Waste Disposal


Ever go shopping and come home and realize that more than 50% of what you just purchased is packaging, and almost all of it will end up in your trash can?

Scenario 1: You break out the carving knife to extract your new scissors. After ten minutes struggling with the NASA-grade packaging you finally separate it from the scissors and throw the unidentifiable material in the trash.  Unfortunately, it takes up so much space in the can that you have to take out the trash before you can throw anything else away.

Scenario 2:  As you roll out your garbage can on Sunday night you notice all of the stuff you bought that week that you are now getting rid of.  Before you close the lid, you think about the money you spend to have your garbage hauled away. You realize you end up paying for materials you don’t even want 2x – once at the cash register, and again with your quarterly garbage bills!

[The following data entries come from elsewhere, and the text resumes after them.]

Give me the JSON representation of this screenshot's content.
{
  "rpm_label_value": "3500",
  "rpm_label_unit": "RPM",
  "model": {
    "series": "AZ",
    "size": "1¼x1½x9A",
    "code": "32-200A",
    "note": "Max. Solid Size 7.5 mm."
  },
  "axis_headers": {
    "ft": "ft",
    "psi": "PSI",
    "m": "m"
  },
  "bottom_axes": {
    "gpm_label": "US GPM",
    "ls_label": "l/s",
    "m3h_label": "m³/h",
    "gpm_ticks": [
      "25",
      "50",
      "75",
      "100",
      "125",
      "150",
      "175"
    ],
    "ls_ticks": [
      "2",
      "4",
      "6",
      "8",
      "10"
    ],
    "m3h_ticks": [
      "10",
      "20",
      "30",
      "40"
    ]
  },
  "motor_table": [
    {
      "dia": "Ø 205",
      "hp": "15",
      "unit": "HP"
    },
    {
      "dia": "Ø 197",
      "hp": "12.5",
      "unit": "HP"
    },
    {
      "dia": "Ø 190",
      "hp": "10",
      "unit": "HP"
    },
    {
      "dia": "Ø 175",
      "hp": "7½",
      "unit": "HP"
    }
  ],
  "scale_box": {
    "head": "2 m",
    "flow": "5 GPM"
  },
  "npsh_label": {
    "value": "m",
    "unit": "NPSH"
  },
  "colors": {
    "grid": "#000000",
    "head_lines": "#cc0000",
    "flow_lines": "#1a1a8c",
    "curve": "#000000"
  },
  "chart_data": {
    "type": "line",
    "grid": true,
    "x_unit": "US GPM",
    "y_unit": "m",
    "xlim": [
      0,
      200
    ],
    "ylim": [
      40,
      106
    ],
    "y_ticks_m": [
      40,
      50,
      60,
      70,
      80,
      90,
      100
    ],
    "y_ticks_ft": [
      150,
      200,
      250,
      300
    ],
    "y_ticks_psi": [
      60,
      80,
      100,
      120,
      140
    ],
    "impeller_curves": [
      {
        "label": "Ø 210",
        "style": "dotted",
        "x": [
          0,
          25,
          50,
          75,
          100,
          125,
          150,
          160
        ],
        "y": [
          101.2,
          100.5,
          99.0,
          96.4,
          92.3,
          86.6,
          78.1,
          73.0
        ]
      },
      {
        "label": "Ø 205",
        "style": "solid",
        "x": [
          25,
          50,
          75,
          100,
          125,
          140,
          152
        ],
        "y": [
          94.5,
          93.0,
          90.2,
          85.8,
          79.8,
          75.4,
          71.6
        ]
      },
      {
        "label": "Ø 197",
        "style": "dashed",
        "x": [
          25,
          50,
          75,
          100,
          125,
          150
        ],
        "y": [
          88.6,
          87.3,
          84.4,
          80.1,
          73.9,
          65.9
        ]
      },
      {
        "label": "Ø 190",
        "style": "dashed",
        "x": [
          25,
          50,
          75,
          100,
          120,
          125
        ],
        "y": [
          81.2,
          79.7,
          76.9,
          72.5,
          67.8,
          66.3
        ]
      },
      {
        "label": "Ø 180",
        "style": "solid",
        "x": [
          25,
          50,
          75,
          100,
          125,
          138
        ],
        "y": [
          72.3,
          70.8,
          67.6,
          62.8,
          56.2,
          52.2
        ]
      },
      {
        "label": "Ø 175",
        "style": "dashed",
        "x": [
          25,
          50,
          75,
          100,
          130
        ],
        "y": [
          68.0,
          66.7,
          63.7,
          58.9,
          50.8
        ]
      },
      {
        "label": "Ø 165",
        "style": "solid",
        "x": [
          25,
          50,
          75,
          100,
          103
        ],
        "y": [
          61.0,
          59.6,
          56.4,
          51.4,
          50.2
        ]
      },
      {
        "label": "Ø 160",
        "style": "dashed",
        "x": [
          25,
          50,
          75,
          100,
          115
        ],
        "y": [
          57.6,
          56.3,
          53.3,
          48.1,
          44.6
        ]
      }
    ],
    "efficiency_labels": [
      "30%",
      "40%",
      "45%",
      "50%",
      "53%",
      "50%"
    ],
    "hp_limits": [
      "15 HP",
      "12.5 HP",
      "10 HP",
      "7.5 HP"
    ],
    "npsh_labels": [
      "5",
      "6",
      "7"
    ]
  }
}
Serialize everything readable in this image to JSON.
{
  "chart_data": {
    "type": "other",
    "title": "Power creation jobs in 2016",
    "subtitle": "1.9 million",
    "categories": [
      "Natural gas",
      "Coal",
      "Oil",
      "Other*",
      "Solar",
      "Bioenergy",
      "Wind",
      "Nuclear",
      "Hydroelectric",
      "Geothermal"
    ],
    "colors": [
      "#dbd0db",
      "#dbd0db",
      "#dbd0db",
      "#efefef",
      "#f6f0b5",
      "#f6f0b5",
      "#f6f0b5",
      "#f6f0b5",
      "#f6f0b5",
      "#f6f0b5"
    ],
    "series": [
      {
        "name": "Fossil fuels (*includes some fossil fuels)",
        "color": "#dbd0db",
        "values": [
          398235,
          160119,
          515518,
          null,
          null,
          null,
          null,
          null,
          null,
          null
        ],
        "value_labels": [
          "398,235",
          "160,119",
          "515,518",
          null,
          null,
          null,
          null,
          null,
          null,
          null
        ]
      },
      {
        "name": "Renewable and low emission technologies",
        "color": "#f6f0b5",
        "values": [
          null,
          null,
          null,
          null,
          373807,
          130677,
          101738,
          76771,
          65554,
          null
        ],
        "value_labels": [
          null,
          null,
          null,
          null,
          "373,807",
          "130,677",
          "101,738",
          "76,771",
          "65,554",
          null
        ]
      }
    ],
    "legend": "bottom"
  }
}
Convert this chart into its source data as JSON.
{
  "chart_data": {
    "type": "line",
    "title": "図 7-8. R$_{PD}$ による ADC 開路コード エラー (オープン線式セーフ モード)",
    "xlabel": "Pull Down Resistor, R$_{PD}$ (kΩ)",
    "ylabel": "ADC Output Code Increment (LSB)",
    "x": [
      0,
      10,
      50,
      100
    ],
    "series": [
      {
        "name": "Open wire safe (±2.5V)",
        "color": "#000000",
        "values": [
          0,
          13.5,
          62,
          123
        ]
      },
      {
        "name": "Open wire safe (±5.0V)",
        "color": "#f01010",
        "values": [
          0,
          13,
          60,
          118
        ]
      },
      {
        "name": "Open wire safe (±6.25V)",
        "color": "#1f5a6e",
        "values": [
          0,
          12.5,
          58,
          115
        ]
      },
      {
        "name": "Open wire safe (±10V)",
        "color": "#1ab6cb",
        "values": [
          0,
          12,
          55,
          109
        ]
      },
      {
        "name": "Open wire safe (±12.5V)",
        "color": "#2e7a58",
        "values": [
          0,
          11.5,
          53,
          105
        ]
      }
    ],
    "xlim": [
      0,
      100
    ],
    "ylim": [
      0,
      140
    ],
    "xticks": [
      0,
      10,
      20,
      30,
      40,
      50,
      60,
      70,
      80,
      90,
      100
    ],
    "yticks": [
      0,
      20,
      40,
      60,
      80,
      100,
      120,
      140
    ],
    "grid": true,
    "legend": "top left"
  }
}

The buck doesn’t stop there!  Costs continue to accrue as landfills reach capacity and have to be closed. Then our waste has to be hauled further and further away. Long-haul garbage trucks and trains belch CO2 and diesel exhaust as they make their away across the state and its borders.  Old landfills leach toxic materials and contaminate waterways and aquifers. This is a huge, collective expense just for us to have the ability to take resources, mix them up and then bury them in large pits for future generations to deal with.  

We need to close the loop and eliminate the concept of waste! Everything we make should be recoverable, recyclable, or biodegradable. Think that’s crazy talk? We’re already seeing innovative alternatives to mainstream products such as roofs, office chairs, carpeting, paint, and batteries.

No Brainers
  • See if your garbage company collects food scraps and other organics for composting.
  • Recycle ALL recyclables (see visual).
  • Bring reusable bags to the grocery store – avoid plastic bags.
  • Bring a reusable mug to the coffee shop – avoid Styrofoam.
  • Use a reusable water bottle – avoid bottled water.
  • Don’t use your toilet as a disposal system – main examples:  dental floss, prescription drugs, toxic cleaning products & rags.
  • Buy items made from recycled and recyclable materials.
  • Buy items that last.
A Little More Time
  • Take hazardous waste to drop-off locations (paint, batteries, electronics…).
  • Talk to managers of favorite restaurants who are still using Styrofoam for takeout.
  • If your work doesn’t have a good recycling system, get involved in making one or improving the one you have.
  • Before you head out to buy that shiny new (insert item here) see if you can get it used – check out Craigslist, ebay, weekend yard sales, then head to the consignment shops.
Reasonable Investments
  • If you’re in the market for a new printer buy an Energy Star printer with a double-sided printing option.
  • Recycled ink cartridges (Actually, these are often cheaper than new ink cartridges).
  • Buy USB batteries that can be recharged on computers.
Full on Treehugger
Call/send letters to major businesses about inefficient packaging and use of Styrofoam.